The time seems right for such a reconsideration. Even before Elian's story became news, there was a flurry of interest in Cuba-U.S. relations and a renewed sense of the embargo's failure. In late November, Rep. Mark Sanford (R-S.C.), a one-time supporter of the embargo, openly violated it by traveling to Cuba as a private citizen. Upon his return, he proposed legislation lifting the ban on travel to Cuba, arguing, "If we want to create change in Cuba, let …average American citizens interface with Cubans." His thoughts mesh with those of two other recent U.S. travelers, Illinois Gov. George Ryan and U.S. Chamber of Commerce head Thomas J. Donohue.

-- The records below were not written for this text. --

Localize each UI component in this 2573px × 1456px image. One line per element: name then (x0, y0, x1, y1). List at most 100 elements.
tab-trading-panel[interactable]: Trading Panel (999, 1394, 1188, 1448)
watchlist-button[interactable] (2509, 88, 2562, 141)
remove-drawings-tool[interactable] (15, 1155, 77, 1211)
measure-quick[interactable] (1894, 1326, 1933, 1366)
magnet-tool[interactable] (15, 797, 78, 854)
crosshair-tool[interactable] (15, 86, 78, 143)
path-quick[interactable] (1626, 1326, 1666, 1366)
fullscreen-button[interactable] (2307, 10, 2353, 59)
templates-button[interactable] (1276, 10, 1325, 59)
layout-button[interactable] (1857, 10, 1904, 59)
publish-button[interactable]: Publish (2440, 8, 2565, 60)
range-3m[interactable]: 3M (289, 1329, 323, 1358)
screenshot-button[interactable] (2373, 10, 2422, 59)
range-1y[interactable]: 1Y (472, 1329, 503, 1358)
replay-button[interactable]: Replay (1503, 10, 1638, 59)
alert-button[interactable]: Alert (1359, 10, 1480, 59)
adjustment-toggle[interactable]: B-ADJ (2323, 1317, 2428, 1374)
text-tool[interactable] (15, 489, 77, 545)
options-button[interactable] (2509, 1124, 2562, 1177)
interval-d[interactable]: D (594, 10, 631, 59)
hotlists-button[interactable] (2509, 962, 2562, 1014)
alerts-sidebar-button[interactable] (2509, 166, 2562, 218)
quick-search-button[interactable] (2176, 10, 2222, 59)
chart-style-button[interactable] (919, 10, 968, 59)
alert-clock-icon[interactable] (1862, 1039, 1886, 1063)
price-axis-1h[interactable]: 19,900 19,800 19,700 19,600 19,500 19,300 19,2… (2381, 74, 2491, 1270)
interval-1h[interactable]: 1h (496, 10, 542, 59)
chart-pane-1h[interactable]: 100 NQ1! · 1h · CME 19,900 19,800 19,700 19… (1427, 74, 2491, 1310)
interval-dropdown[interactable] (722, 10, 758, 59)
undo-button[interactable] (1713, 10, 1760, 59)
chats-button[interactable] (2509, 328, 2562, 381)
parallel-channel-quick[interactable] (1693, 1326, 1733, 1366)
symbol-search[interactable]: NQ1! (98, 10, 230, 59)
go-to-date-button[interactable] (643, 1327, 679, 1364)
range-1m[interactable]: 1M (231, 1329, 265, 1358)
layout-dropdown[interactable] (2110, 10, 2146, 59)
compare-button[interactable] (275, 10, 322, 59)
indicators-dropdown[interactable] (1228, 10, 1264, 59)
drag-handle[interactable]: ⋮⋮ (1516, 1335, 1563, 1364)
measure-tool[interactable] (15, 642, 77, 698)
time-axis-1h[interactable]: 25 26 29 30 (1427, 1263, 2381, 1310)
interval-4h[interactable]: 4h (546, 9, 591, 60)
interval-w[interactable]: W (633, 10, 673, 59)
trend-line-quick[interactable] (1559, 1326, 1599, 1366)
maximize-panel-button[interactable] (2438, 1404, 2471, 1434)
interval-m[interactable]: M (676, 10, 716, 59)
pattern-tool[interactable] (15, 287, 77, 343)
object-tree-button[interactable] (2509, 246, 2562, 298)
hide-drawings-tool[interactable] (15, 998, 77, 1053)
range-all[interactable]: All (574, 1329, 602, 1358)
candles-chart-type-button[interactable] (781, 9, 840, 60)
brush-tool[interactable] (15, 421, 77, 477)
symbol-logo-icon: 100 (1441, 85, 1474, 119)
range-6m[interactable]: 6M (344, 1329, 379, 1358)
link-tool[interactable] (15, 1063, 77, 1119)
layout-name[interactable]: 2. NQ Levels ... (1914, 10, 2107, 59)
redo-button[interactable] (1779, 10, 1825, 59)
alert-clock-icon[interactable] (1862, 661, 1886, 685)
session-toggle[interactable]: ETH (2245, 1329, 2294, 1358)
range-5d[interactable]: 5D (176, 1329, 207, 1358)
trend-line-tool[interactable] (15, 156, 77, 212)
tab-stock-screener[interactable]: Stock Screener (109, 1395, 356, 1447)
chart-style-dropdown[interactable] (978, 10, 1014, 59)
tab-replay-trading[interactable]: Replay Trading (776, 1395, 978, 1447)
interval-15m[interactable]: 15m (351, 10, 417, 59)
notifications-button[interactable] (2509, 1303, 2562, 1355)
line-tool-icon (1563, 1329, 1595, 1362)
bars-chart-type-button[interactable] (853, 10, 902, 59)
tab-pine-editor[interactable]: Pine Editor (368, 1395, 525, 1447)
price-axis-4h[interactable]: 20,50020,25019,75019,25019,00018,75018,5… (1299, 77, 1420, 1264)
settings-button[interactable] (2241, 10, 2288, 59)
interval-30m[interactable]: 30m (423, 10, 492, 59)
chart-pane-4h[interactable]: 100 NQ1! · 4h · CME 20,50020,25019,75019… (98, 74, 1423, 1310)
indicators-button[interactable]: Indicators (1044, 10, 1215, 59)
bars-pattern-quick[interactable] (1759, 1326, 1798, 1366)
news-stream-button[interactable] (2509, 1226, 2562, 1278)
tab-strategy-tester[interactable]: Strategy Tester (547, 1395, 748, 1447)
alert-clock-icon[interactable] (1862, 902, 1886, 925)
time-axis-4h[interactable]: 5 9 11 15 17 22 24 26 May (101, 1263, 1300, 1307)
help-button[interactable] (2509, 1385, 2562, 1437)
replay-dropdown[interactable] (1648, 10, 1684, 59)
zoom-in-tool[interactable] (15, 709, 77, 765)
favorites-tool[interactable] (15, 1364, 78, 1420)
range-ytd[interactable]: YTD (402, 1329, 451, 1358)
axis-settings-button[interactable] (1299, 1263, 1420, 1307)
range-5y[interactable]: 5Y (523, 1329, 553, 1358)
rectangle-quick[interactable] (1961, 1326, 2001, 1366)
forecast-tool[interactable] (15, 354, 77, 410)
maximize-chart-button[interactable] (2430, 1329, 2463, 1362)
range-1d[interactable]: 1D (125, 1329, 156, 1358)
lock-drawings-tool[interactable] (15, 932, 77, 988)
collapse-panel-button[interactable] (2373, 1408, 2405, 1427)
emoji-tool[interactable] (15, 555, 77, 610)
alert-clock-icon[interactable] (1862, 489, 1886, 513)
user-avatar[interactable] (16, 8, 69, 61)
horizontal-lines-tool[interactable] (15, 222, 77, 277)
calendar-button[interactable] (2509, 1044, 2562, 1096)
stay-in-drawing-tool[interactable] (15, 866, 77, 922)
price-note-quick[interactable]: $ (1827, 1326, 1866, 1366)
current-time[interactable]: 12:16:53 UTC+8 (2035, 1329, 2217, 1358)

As Donohue put it, "We…have an opportunity to help Cuba move to the right side of history, even if Castro won't."
Ending the embargo–in part or in whole–would not topple Castro even as it would rob him of his great canard. Indeed, given the way Castro has structured other foreign investments, his regime would likely profit handsomely from any new business. Most foreign investors do not technically employ Cubans; rather, they pay a per-worker fee to a government organization which in turn pays workers a fraction of the amount.
Still, as China is discovering, increased economic activity and contact with the outside world are impossible to contain fully; even if Castro remained in power, he would be far less powerful in a country of wealthier people. Perhaps more important, ending the embargo would subversively–and indelibly–sketch the outlines of a post-Castro Cuba, one in which children need not leave their own shores to find a world of opportunity.